Gaston Renault, meinen Großvater, Vater meines Vaters 10 April 1887, Montmorillon - 29 August 1936, Poitiers

Ursula Margarete Rummel, meine Schwiegermutter 20 April 1930, Berlin - 7 August 2002, Berlin

Louis-Clément Renault, meinen Vater 24 August 1925, Poitiers - 22 März 2015, Bourg-Charente

INHALTSVERZEICHNIS

Vorwort zur deutschen Ausgabe

Noch ein Buch über die Mauer?

Nach Berlin

Berlin, Berlin

Klassenbester

Liebe Marianne

Berliner Bär

Grundausbildung (bis zum Ende)

Bei den Briten

Bei den Amis

Versöhnt

Der Deutsch-Französische Chor Berlin

Versöhnt?

This wall will fall

Alliierte

DIE Mauer

Diplomatischer Zwischenfall im Pergamon-Museum

Hubschrauber pa ruski

Ungewöhnliche Begegnungen

Berlin als Zivilist - Berlin als Berliner!

Von Berlin an der Charente zum europäischen Bürgerkrieg

Mauerfall

Zwanzig Jahre später (2009)

Von der Geschichte eingeholt

Danksagung

JP Bouzac, gekühlter Veteran

Veröffentlichungen von JP Bouzac

Kommentare zur französischen Ausgabe

„Melde gehorsamst, Herr Oberlaitnant, daß ich mir nichts ausdenk, ich schöpf alles aus meiner reichen Lebenserfahrung“.

Aus „Die Abenteuer des braven Soldaten Schwejk in Bildern“, Josef Lada, 1961, nach Jaroslav Hašek

Vorwort zur deutschen Ausgabe

Endlich geschafft! Kaum sind 32 Jahre nach dem Mauerfall vergangen, schon habe ich meine Erinnerungen an diese Zeit und an meine Erlebnisse als Soldat der französischen Schutzmacht ins Deutsche übersetzt. Die französische Fassung ist 2013 erschienen. Das Original wurde immerhin rechtzeitig vor der 30. Gedenkfeier im Sommer 2019 nach gründlicher Prüfung und Aktualisierung inklusive eigener Bilder aus und zu dieser Epoche neu verlegt.

Die deutsche Fassung meines Buches wird es mir endlich ermöglichen, mit meinen deutschen Mitbürgern ohne Französisch-Kenntnisse - einige gibt es -, sei es Verwandte, Freunde, Kollegen, Nachbarn oder Unbekannte über diesen für uns alle noch so prägenden Zeitabschnitt zu sprechen.

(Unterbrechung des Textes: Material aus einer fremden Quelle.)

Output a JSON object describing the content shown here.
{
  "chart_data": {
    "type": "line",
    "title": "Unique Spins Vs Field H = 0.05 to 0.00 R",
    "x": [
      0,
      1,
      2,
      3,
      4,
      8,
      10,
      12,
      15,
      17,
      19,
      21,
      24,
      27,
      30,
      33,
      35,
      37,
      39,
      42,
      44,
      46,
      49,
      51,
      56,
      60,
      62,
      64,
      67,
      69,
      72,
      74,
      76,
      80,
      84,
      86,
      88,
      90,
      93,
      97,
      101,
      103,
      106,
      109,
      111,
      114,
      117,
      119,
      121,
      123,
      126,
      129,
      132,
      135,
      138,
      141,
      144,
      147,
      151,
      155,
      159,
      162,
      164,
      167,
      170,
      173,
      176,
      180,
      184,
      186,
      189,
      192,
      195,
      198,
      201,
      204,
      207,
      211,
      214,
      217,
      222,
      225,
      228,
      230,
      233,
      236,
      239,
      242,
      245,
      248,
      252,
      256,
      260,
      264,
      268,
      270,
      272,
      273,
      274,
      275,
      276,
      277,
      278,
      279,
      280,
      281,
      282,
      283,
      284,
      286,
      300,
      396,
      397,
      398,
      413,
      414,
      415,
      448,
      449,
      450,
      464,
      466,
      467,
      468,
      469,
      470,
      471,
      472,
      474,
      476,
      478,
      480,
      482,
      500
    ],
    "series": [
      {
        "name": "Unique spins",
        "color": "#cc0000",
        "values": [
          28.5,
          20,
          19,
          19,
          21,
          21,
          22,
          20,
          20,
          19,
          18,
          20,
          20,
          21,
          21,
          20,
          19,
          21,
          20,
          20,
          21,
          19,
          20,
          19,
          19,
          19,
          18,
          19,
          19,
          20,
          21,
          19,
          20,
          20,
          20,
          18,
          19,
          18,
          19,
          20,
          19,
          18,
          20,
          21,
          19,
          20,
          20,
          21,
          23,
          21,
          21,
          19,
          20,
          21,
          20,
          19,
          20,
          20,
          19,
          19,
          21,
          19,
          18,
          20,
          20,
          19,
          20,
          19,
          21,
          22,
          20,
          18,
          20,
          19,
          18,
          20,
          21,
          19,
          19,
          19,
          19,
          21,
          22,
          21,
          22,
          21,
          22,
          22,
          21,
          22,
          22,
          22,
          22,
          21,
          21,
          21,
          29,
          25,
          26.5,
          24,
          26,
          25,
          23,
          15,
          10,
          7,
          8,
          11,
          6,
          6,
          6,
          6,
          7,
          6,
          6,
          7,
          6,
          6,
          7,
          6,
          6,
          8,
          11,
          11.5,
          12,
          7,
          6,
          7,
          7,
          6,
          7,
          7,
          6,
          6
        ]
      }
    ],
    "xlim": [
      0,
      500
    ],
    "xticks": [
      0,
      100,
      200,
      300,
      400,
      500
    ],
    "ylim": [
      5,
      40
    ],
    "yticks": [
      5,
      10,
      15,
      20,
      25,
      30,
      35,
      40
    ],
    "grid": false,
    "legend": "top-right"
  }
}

Das ist mir wichtig, umso mehr, weil sich die hässliche Fratze des totgesagten Kalten Krieges noch immer in allen Facetten am Horizont zeigt.

Zum Schluss möchte ich einen empfindlichen Punkt klären: Die folgende Erzählung habe ich so geschrieben, wie damals meine Vorgesetzten von mir erwartet hatten, wie ich zu denken und zu fühlen habe. Somit konnte ich die besondere Stimmung dieser Zeit am besten wiedergeben, mit viel Ironie, dafür ohne jede Rücksicht auf politische Korrektheit. Es war kalter Krieg, ich wurde, wie alle Beteiligten, indoktriniert: Der ehrenvolle Kampf der „freien Welt“ gegen die Diktatur. Persönlich hatte ich noch nie etwas gegen einzelne Ost-Deutsche, sowjetische Soldaten oder sonst jemanden.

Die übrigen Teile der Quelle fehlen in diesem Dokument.